I should be writing a paper on Strawson’s “Freedom and Resentment,” but my mind meanders into the Stanford arboretum.
Soaking in the first light of 7:03 a.m., golden rays seeping into the swimming ember-laden light, I met another. I was positioned next to the soft trunk of a towering redwood, angling the camera upwards towards the treetops, when I heard a voice in the near distance.
“Look over there!”
I snapped my head backwards only to see a custodian pointing towards a bird roughly 10 yards away. The bird was standing in the light peeking in through the redwoods, as if it were posing for a portrait. I was stunned. Somewhere in between the shock and gratitude, I gathered the courage to respond, “Oh my god, thank you!”

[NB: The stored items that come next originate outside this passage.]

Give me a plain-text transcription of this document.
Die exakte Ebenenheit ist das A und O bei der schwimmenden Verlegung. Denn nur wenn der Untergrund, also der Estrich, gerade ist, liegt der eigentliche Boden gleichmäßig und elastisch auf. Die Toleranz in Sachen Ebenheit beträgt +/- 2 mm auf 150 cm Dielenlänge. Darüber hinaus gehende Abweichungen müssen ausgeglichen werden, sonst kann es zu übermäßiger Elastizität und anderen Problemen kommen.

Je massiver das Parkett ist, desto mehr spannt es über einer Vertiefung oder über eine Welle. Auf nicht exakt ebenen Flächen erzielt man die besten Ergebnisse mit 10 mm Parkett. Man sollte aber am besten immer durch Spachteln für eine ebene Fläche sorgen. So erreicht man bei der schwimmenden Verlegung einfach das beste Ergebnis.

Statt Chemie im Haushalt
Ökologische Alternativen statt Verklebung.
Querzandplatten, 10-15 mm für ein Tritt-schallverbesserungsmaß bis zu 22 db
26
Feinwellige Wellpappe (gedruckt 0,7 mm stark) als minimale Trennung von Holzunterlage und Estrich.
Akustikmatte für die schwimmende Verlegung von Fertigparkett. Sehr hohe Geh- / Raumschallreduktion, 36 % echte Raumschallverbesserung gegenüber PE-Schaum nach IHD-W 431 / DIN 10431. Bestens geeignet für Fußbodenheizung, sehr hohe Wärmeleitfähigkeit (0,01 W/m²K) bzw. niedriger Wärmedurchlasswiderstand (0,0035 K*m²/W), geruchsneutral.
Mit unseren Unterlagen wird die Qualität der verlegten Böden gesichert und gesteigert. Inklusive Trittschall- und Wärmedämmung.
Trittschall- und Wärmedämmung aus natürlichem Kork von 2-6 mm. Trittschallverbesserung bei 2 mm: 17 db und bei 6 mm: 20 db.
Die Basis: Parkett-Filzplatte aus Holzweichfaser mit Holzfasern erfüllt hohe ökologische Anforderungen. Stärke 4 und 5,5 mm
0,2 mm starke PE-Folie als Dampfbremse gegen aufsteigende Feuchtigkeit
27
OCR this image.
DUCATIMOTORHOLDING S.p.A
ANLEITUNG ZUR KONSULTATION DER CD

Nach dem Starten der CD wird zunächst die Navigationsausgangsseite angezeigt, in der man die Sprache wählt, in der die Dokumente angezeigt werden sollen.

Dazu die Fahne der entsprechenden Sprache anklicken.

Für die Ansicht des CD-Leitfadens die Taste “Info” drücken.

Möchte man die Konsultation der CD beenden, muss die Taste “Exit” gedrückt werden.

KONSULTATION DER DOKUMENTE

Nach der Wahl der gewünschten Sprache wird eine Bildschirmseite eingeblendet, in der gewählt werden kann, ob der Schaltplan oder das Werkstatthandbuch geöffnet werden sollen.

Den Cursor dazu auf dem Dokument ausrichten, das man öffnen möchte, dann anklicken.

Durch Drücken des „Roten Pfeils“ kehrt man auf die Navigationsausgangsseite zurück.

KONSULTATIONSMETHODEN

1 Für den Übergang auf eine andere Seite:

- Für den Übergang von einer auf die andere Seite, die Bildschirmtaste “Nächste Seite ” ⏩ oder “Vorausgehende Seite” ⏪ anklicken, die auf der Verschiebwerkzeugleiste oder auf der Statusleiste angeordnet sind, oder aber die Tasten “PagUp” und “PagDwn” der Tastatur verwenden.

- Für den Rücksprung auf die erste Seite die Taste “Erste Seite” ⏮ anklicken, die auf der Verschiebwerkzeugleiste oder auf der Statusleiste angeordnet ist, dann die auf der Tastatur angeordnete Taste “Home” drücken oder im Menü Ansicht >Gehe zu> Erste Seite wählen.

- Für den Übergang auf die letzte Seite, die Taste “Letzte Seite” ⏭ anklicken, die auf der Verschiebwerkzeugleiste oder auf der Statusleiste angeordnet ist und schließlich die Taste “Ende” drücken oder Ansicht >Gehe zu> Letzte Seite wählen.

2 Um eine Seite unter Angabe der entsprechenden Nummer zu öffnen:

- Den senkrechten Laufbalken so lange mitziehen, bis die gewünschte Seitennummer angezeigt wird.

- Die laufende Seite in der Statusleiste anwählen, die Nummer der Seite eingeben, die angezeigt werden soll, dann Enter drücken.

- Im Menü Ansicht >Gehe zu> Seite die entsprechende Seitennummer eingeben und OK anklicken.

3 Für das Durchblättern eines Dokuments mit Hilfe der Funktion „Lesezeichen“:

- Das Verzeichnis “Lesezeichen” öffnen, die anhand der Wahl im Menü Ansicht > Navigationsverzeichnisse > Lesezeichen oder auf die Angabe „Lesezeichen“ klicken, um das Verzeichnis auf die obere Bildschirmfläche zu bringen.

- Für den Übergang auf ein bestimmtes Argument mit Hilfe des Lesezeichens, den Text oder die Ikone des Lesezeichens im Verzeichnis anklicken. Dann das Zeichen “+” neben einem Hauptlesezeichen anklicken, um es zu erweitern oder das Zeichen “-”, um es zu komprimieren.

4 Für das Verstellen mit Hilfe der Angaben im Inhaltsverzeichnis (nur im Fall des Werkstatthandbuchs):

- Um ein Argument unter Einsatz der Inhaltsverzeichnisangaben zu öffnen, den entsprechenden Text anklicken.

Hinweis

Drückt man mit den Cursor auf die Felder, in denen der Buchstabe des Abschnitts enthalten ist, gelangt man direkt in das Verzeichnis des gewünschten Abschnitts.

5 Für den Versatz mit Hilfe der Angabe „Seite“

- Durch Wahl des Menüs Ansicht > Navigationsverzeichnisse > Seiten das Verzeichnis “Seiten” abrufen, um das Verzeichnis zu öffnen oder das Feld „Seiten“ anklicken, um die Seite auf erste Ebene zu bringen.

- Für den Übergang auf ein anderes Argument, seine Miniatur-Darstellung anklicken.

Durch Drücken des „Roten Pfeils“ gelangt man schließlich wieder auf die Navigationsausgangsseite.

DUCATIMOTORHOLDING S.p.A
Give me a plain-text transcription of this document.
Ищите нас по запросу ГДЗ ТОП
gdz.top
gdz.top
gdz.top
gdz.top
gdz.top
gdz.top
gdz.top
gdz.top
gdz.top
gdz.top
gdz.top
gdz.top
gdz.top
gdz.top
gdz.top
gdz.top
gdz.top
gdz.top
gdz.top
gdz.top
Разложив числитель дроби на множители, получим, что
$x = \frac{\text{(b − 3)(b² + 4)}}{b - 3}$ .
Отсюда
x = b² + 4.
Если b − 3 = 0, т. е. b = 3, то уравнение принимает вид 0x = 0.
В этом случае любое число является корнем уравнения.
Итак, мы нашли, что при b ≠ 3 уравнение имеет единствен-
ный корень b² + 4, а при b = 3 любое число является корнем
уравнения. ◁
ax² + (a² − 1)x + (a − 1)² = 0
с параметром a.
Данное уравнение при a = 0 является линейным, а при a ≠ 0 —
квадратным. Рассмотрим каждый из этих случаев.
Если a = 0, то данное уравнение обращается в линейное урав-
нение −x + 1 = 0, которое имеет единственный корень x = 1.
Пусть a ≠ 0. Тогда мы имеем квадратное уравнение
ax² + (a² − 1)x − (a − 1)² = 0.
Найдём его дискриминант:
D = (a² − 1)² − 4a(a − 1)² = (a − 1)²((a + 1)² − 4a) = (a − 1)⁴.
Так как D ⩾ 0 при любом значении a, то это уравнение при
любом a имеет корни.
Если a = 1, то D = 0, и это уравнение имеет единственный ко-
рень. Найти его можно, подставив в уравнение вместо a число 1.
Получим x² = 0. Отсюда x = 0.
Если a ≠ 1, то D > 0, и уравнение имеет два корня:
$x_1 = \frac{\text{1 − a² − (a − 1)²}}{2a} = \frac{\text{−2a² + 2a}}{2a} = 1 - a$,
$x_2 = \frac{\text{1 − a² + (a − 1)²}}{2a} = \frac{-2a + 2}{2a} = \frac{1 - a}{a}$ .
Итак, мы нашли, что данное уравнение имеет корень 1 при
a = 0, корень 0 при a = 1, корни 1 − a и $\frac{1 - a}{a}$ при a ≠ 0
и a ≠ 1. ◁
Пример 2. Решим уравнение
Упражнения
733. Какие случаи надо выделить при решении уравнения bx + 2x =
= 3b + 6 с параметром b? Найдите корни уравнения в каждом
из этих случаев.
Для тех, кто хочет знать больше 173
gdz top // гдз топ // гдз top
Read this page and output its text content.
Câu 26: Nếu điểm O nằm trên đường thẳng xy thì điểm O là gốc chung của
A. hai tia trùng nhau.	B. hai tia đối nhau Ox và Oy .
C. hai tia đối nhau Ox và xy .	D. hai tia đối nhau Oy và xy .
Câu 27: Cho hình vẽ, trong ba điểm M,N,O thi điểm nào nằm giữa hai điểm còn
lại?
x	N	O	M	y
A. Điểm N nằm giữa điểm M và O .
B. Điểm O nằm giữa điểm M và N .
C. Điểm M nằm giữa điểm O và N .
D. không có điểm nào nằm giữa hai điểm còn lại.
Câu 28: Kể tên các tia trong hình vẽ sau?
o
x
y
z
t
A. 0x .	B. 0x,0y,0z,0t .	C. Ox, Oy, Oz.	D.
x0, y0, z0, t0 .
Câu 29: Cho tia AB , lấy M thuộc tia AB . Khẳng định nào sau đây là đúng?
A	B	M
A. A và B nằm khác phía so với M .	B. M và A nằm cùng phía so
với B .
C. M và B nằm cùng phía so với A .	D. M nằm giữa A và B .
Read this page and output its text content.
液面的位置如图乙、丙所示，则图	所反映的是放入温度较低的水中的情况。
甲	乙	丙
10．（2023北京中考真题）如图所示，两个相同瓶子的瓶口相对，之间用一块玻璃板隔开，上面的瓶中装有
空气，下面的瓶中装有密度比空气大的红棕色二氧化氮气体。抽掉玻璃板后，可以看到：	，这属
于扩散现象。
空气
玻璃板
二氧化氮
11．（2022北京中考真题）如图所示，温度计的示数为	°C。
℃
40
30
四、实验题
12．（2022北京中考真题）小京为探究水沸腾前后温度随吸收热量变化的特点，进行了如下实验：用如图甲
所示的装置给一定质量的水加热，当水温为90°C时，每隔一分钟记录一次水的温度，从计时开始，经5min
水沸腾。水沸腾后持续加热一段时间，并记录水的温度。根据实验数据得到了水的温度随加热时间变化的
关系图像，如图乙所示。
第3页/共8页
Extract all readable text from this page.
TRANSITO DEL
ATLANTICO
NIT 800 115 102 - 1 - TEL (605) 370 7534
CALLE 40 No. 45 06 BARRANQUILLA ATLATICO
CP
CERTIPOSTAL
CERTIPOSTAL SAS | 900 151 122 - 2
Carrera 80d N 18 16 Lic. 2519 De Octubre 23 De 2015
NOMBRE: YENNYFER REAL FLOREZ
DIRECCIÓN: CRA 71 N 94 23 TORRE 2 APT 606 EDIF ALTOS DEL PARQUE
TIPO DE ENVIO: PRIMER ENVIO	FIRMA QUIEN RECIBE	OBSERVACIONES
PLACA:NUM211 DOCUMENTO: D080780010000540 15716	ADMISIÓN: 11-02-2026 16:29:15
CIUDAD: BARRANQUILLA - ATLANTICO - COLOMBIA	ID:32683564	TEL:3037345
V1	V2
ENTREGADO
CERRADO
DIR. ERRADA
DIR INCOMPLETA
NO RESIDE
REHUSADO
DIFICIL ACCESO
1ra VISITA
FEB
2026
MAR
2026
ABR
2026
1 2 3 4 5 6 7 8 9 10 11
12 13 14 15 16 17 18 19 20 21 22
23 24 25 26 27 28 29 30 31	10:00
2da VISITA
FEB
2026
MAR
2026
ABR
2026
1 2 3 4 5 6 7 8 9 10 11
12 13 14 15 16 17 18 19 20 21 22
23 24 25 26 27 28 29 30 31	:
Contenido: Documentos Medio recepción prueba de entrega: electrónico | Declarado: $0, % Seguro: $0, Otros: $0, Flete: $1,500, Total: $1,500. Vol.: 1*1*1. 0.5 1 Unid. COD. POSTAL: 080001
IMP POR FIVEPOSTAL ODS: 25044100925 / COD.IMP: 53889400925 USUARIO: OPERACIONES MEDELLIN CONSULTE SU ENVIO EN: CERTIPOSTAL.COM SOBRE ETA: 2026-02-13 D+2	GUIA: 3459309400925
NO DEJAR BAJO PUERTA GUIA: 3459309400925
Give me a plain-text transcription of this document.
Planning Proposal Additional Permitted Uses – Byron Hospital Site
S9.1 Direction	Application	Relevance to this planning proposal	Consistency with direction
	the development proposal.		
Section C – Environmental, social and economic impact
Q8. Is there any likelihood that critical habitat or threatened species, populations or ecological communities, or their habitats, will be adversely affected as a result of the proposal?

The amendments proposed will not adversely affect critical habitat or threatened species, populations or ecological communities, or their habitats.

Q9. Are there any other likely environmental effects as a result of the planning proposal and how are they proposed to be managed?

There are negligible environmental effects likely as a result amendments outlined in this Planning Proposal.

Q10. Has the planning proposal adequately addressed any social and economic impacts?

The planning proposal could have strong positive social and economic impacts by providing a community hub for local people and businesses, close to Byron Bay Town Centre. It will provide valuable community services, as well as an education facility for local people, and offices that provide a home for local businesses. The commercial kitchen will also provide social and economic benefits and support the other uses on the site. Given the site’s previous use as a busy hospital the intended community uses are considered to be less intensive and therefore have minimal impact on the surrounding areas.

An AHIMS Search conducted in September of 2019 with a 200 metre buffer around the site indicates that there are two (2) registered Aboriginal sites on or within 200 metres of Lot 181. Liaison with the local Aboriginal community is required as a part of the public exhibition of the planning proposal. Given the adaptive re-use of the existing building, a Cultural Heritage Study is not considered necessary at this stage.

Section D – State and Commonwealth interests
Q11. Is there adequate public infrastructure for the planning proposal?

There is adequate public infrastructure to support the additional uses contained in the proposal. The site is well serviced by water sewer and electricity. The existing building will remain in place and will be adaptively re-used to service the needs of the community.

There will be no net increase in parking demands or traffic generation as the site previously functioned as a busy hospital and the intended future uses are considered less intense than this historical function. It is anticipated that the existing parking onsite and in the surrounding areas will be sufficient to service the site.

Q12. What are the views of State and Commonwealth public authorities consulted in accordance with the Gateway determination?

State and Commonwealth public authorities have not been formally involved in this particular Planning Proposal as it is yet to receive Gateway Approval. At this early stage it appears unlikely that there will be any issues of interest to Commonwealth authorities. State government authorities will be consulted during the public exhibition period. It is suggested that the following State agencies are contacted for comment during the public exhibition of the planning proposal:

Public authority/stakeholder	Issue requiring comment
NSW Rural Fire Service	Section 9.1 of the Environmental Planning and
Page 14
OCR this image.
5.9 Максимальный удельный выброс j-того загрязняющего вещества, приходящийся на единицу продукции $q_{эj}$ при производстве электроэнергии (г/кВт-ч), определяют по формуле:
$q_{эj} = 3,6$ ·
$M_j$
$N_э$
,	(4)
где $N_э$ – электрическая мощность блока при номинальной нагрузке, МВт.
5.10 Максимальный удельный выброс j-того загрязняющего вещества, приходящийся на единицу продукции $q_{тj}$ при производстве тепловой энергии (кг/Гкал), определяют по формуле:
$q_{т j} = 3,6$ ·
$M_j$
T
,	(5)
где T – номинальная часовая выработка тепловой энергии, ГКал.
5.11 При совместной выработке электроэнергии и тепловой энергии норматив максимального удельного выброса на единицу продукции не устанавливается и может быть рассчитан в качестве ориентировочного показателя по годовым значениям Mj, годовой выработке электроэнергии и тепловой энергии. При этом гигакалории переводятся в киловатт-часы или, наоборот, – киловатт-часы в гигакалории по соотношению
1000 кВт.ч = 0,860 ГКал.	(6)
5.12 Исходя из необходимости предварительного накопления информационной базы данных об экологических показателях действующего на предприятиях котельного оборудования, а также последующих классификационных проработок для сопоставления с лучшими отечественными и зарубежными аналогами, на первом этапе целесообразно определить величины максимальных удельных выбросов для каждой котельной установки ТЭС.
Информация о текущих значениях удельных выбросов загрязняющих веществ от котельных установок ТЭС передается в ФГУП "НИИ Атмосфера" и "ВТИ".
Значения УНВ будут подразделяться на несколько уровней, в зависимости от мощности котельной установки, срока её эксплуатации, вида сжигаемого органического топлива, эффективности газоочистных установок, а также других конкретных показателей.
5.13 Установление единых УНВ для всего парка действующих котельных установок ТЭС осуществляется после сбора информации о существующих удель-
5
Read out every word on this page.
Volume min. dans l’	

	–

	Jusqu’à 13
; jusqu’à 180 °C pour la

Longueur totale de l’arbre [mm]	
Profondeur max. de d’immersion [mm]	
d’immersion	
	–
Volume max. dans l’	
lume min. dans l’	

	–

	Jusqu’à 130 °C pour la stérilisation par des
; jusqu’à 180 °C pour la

And slowly, like predator to prey, I darted towards the bird; the leaves crunching beneath my feet should have betrayed my presence far earlier than it did. For around fifteen full seconds, the bird stood there in a discerning, somewhat solemn elegance. I wonder if it felt a crippling solitude or a calm liberation. I snapped one shot before it flew away.
The aperture wasn’t quite right, the shutter speed was completely off — it was brutally unfaithful to the ephemeral quality of the moment. But I don’t think I was meant to capture any more than what I did; the bird knew this, too. Torturing and tantalizing, still.
I was a witness to the beauty of earth’s creatures and the simple kindness of strangers. The custodian asked for nothing in return, and walked away before I could thank him properly — before I could ask for his name. He had every reason to marvel at the bird himself; instead, he shifted my lens towards the object of his own.
It was then, as I watched the bird fly away, as I pondered the custodian’s name, when it came back to me.
This isn’t the first time.
On the last day of spring quarter last year, I was walking around Lake Lagunita when I stopped to admire a bird sitting in the dappled light of (what I now know to be) an oak tree. It was pure white, stunning, still.
“Do you know what this one’s called?” an elderly woman asked as she walked by.
“No, I don’t,” I smiled in response. I would have been happy to have shared this wondering together.
Instead, she offered something better and responded, “It’s an egret!”
She hardly even stopped. All I remember for certain is that she said nothing more, merely continuing onwards, arms linked with her husband, trotting away. No hello. No goodbye. Just wisdom untouched.
I can almost hear Mary Oliver in moments like these. Oliver reminds us in “Wild Geese,” “Whoever you are, no matter how lonely, the world offers itself to your imagination, calls to you like the wild geese, harsh and exciting — over and over announcing your place in the family of things.” Maybe this is me finding my place in the family of things.
I’m reaching for its fullness — I’ll never capture it all. In an interview with The New York Times, Taylor Swift said, “Your twenties are spent grasping, but never quite holding.” I couldn’t agree more. It’s fleeting and fragmented; darting and daring me to just try.
These two moments have since lingered with me. I remember the elderly woman’s face whenever I see an egret. I’ll now remember the custodian’s face, too. I’m astonished at the cosmic force that brought this all together. And how lucky I am to bear witness to it, maybe even participate in the casual chain of it all: the bird brought the custodian to me, who brought me to the bird, who brought me to the elderly woman last year. The universe works in infinitely forgiving ways.
I recently learned that mereology, a denomination of philosophy, concerns itself with the parts, the ‘parthood’ which are constitutive of the ‘whole’. I wonder which parts of our lives will one day compose the complete structure of our whole. Mereology reminds us that sometimes a part can be constitutive of a part; that a part is not always meant to be of a whole. And certainly, some parts will be discarded, laden with remorse, but certainly others will be wedded to our ring finger, teaching us to listen, love, linger.
Attention can be stubbornly stochastic. In fleeting moments of vulnerability, revealing, relishing, it’s easy to forget. These memories, however momentary, remind me to temper this taunting. And may we live a life so full of tethering, that we are most certainly left with(out) (r)egrets.